Adesso che apro i giornali e trovo ovunque articoli sulla maturità, con la scusa che gli esami in post-virus sono anomali; adesso che accendo la tv e ci trovo una ventenne famosa che parla con un certo distacco della sua maturità, e la quarantenne che la intervista è ben più emozionata nel raccontare la propria; adesso comincio a capire.
Non è per la nostalgia dei walkman gialli e degli zainetti Invicta, che avevano (avevamo) affollato i cinema per Notte prima degli esami; è proprio perché, in sogno o proiettandola sulla prole, non abbiamo mai smesso di squarciagolare «maturità, t’avessi preso prima» (e anche «La matematica non sarà mai il mio mestiere», che è il verso con cui ci consoliamo se abbiamo dei figli che le equazioni neanche tenendoli per mano: è che tu hai il temperamento artistico, bello ammammà).
È perché non ne siamo mai usciti che continuiamo a sognare i banchi, che abbiamo fatto del liceo una mitologia che neanche Venditti, che ci ha fatto almeno tre delle sue canzoni più famose (e almeno aveva avuto la botta di culo di fare la maturità in un anno con una qualche decente mitologia annessa: «Era l’anno dei mondiali, quelli del ’66, la regina d’Inghilterra era Pelé»).

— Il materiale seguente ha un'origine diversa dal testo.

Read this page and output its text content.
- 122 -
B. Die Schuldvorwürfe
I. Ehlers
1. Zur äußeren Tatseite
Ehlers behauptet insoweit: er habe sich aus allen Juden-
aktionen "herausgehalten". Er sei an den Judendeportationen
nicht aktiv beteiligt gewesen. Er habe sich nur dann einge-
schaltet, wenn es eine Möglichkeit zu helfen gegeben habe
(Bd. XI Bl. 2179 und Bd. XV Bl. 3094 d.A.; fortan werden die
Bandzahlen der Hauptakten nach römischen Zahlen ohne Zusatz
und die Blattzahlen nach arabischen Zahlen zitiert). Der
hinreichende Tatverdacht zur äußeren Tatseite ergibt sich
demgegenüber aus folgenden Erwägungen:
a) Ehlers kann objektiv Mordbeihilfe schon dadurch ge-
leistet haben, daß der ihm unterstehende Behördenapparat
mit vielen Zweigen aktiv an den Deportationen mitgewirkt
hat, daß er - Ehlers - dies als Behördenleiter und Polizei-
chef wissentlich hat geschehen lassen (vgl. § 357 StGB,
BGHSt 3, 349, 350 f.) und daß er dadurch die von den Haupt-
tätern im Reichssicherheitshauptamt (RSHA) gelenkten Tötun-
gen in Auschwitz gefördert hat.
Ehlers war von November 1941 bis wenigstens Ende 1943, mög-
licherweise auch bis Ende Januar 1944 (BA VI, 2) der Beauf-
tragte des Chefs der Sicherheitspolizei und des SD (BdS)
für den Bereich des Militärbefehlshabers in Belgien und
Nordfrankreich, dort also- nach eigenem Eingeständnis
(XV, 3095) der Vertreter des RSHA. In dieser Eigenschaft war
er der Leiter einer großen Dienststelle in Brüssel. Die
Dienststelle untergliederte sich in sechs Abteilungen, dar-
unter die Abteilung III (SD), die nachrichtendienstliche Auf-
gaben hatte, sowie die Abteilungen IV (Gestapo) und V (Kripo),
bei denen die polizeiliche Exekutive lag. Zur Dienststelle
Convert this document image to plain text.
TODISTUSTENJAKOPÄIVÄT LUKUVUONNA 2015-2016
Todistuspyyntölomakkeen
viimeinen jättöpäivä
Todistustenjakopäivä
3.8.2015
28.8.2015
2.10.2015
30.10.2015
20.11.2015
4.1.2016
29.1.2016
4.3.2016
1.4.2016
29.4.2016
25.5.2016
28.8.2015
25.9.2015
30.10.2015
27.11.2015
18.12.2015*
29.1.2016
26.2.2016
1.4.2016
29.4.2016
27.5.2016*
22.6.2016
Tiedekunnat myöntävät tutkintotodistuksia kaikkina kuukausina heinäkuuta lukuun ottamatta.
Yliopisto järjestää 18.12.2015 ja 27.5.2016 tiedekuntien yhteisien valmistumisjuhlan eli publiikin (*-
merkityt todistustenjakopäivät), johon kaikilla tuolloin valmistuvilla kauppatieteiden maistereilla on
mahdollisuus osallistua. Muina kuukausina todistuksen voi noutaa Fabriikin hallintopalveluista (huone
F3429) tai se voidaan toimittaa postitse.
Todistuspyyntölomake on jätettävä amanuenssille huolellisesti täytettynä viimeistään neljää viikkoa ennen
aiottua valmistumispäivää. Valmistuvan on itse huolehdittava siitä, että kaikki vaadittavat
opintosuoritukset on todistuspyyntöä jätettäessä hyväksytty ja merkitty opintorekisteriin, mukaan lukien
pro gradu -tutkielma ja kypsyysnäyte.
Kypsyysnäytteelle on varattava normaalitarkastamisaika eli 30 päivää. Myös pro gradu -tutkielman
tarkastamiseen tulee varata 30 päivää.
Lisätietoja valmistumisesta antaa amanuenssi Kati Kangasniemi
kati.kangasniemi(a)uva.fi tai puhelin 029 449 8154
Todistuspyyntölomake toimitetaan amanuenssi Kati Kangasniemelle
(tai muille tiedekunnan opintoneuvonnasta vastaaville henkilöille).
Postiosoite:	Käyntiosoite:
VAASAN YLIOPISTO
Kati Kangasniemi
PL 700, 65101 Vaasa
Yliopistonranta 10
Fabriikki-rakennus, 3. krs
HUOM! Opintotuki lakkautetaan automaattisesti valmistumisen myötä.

È perché non vogliamo che i nostri figli siano ridotti così, trent’anni dopo ancora a vantare i buoni voti nell’interrogazione di latino, che ci siamo ingarbugliati in tante menate che stanno all’istruzione come i filtri di Instagram stanno alla nostra faccia: steineriana, Montessori, homeschooling, e tutti i modi per dire «dovete promuoverlo senza farlo faticare, perché la fatica è un trauma, ve lo dico io che un trauma serio non ce l’ho mai avuto, e infatti ancora sogno quella volta che non mi chiesero subito l’argomento a piacere».
Adesso comincio a capire come siamo diventati così rammolliti; non oso però ancora immaginare cosa diventeranno i nostri figli: quelli cresciuti da gente che, intorno ai cinquanta, ancora si commuove pensando a «quella del primo banco, la più carina, la più cretina, cretino tu».